第64話 スペインへ


僕はスペインのマドリッド地方に来ている。

空港を降りて直ぐにクラブからの案内人が来ていた。


アリーシャさんという通訳兼世話係の方だ。

なんとなくだが、僕の好きな協会の秘書の岩井 飛鳥さんに似ている。当然体の方も似ているので目のやり場に困る

「よろしくお願いします」

僕はとてもぎこちない様子で手をだした。

「ヨロシクね大地」

呼びなれないファーストネームだった。


車に荷物を載せて、クラブの保有する家に向かった。

着いた家はセキュリティのしっかりした大きな家だった

「大地、10人までなら友達をよんでもいいわよ」

「呼ぶにしても車がない。車の免許はどうなるの?」

「こっちの免許取ってもらうか、私が運転するわ」

「それは助かるな頼むよ」

「女の子は日本の知り合いは良いけどそれ以外はダメよ」

「え、なんで?」

「言葉もできないし、騙されてお金を毟り取られるわ。クラブのイメージもあるしね」

「そういうものなのか?」

「いえ貴方だけ特別ね。夜の相手が居ないなら私がするわ」

「ええええ」

「いやなら別の子を紹介するわ」

確かに僕は彼女と別れてからしばらく経つ。女性が恋しいのもあるが、サッカーに専念したい気持ちもある。

嬉しすぎる申し出なのだがどうすべきなのだろうか……

これは今度来る矢口球に相談しよう

「ちょっと考えさせてください」

この件は保留とさせてもらった。


そう言いながら、家の中を案内された。

「食事は基本は私がつくるわ。日本食がいい時はシェフを呼ぶことになるわ」

いろんな機材が置いてあるトレーニングルームへ案内された

「欲しい機材は言って頂戴用意しますから」

「それでは向こうから送りますので、手続きして貰えますか」

「何を送るんですか? 」

「改造された自転車ですよ」

鳴海自転車の俺用のやつを送って貰わないといけない。

あとでクラブに連絡して送って貰うように頼もう。


アリーシャさんが続けて話した

「会長と監督との面談がこの後入っておりますので、よろしいでしょうか」


僕とアリーシャはクラブの会長室へ向かった

部屋に入ると恰幅のいい男性が握手を求めて来た

会長ですと小声でアリーシャさんが教えてくれたので、握手に応えた

続いてマルコ監督を紹介されたので、簡単に自己紹介と握手をする

全員が座って話を会長が始めた。


「君にはうちのクラブのプレイングマネージャになって貰おうと考えている」

「どうして僕なんですか」

「儂が指名したんだよ」

マルコ監督がそう答えた


「マルコ監督には現場を離れていずれは会長になって貰うつもりだ。その後釜が君の予定だ」

「しかし僕には戻るべきクラブもあるし、師匠の技術的なものはお渡しできないです。
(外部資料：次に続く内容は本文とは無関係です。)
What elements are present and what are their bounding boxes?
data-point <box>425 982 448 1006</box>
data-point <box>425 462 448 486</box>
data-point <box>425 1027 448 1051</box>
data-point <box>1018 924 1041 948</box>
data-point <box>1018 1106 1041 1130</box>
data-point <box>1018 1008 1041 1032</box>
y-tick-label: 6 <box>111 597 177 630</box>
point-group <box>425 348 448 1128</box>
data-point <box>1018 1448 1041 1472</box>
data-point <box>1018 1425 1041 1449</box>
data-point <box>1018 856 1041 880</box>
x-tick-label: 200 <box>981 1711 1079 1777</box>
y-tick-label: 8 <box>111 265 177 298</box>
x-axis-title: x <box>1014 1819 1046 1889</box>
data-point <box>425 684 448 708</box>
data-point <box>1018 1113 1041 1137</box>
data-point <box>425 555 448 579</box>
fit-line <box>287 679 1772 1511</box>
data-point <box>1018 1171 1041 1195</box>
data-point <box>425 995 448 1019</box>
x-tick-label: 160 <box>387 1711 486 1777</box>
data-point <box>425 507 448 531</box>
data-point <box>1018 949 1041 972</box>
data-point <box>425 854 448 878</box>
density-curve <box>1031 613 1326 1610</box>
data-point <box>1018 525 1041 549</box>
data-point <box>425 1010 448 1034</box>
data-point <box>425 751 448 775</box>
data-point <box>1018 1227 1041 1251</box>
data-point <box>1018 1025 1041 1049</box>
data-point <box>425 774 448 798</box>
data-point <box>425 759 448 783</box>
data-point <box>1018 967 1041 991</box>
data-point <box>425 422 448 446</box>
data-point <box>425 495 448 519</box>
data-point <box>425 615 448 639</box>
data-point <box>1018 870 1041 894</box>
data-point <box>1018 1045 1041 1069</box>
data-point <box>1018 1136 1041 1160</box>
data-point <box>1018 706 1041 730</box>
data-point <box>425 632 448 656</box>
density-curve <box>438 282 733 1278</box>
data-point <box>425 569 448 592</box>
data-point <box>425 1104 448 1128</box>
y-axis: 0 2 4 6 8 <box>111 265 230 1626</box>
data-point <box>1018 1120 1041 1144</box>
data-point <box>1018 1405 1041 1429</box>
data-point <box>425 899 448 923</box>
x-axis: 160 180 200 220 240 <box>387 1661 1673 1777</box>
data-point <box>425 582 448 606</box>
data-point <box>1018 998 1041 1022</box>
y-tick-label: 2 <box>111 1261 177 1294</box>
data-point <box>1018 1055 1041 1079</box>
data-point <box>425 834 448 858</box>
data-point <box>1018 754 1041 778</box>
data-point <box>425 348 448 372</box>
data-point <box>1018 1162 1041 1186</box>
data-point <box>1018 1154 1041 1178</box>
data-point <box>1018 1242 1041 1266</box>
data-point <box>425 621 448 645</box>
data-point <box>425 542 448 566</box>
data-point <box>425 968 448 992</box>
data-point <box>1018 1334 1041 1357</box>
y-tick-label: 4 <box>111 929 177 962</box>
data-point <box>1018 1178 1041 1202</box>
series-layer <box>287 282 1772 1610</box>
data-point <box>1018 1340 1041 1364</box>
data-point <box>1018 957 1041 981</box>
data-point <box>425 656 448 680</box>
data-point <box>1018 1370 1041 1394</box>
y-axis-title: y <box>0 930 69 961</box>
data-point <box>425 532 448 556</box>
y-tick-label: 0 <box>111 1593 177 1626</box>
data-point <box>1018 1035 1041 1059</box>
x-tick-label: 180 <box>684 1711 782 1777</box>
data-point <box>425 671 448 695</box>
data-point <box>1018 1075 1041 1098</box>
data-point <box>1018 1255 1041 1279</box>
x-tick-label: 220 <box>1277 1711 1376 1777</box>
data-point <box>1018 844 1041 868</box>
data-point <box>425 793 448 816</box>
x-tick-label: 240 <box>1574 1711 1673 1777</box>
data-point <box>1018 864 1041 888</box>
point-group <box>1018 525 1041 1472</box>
ここでプレイヤーとして身に付けたモノでしたら多少は可能かもしれません」

「高橋よ、そんなに焦るでない。まずはスタメンを取ってからの話じゃ急がずとも良い」

「それと僕も矢口もオリンピック制覇が目標なので、レターには応じて頂かないと困ります」

「わかっておる。安心せい、その時にはちゃんと送り出す」

「では明日以降は練習場でな詳しくはアリーシャに聞いてくれ」


そのアリーシャさんはなにやら深刻そうにスペイン語で会長と喋っている

『例の作戦通りじゃ、落としてくれ』

『でも、ちょっと難しいかもよ』

『その辺の匙加減はまかせる。お主のとりこにするのだ』


新しい新居にもどり寝ようとした時にアリーシャさんが入ってきた。

「アリーシャさんの部屋はあっちですよ」

「あら、野暮ねあっちの世話もするって昼に言ったでしょ」

豊満な胸をぐいぐいと押し付けながら部屋に入ろうとするアリーシャさん。

「僕には好きな女性がいるんです。とても今は考えられません」

「じゃしょうがないわね。また明日」


今日一日で体重が2kgは減った気がした。